No se sabe porqué nunca limpió o le limpiaron los cristales, ni se encaló con diligencia las paredes arrugadas. Alquilaba la habitación por poco dinero y la casera varicosa jamás se olvidaba de dar tres golpecitos, siempre tres, en su puerta, a las once y cuarto de la mañana, los días de pago. Como tampoco olvidaba regalarle un gran trozo de piñonate casero envuelto en papel de estraza y un piadoso almanaque todas las Navidades, todos los años, el 6 de Enero. No se sabe aún cómo se convirtió entonces en un remedo de aquellos "tumbaos", los hombres de campo que un buen día volvían de la extenuadora jornada y entraban en casa, no saludaban a nadie y se dirigían inmediatamente a la alcoba marital, a la cama donde se acostaban y sin dar ninguna explicación - nadie se la pedía tampoco porque sabían "lo que estaba pasando"- no se levantaban en varias semanas o meses de no hablar sino con monosílabos, de fumar mirando ceñudos el techo. El caso es que una mañana, tal vez, determinó al despertarse que no se iba a levantar. Juró también por sus muy olvidados muertos que los cigarrillo que tenía encima de la mesa de noche y las cerillas le tendrían que durar siempre, el resto de la vida. Se tapó la cabeza con la manta robada a la Renfe y se dedicó embelesado, sin pensar en nada, a custodiar el paso de las horas. Y detrás de la cama, un cielo fácilmente azul, el balcón satisfecho de enmarcarlo, la maceta cubierta de hierbas amarillas.

4

Porque no hay remedio, retrocede, combate hacia atrás corazón mío, pensó, balbuceó, estúpido, recordando vagamente una cita, un verso de váyanse a indagar de quién al carajo. Al final, el the end, los murmullos y el cotilleo lo pondrán desde fuera, ante la policía y al otro lado de la puerta, el marujeo o los supuestos amigos, que viene a ser lo mismo, volvió a pensar, bilioso y casi lúcido.

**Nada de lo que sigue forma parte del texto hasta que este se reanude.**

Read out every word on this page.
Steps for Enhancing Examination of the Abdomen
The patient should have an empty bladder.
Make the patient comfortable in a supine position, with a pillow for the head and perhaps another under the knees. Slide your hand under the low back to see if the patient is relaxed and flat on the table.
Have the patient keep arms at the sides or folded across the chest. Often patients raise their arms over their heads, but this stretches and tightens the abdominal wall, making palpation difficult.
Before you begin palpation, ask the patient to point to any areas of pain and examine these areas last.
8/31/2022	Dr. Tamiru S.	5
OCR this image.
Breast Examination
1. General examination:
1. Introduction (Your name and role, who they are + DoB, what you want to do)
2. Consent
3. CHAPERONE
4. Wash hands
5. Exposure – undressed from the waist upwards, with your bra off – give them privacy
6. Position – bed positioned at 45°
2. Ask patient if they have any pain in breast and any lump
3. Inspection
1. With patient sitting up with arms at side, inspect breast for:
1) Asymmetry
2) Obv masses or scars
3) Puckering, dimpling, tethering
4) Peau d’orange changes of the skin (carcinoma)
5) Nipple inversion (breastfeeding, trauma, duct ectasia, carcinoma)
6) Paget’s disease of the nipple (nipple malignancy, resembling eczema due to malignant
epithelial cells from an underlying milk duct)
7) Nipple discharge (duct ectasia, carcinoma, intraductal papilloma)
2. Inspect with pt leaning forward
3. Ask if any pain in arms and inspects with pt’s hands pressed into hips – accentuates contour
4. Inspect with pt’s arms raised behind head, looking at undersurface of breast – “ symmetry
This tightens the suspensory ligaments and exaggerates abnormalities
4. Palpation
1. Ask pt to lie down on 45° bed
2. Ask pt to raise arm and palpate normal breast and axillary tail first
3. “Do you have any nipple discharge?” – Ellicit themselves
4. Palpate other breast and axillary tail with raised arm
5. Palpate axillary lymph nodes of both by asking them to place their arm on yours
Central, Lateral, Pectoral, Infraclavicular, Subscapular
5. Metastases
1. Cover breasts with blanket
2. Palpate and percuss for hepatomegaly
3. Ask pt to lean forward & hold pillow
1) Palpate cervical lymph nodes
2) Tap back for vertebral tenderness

Y aprovechando el hambre y tras haberlas leído y leído, mirado y mirado, empezó a deglutir los papeles, la tarjeta del paro, la última foto salvada, aquella donde se ven abrazados, su teléfono nerviosamente anotado en un ticket de metro, el día que se conocieron en aquella mani, la broza en suma, cultivada con esmero de pobre y perdedor, del ayer ya inútil. "Con flores a María", musitó sin sentido, débilmente, mirando sin ver cómo la gata escuálida de la vecina lumiasca se afanaba por defecar con cuidado, con mucho cuidado, en la maceta vacía, muerta, con tierra solamente.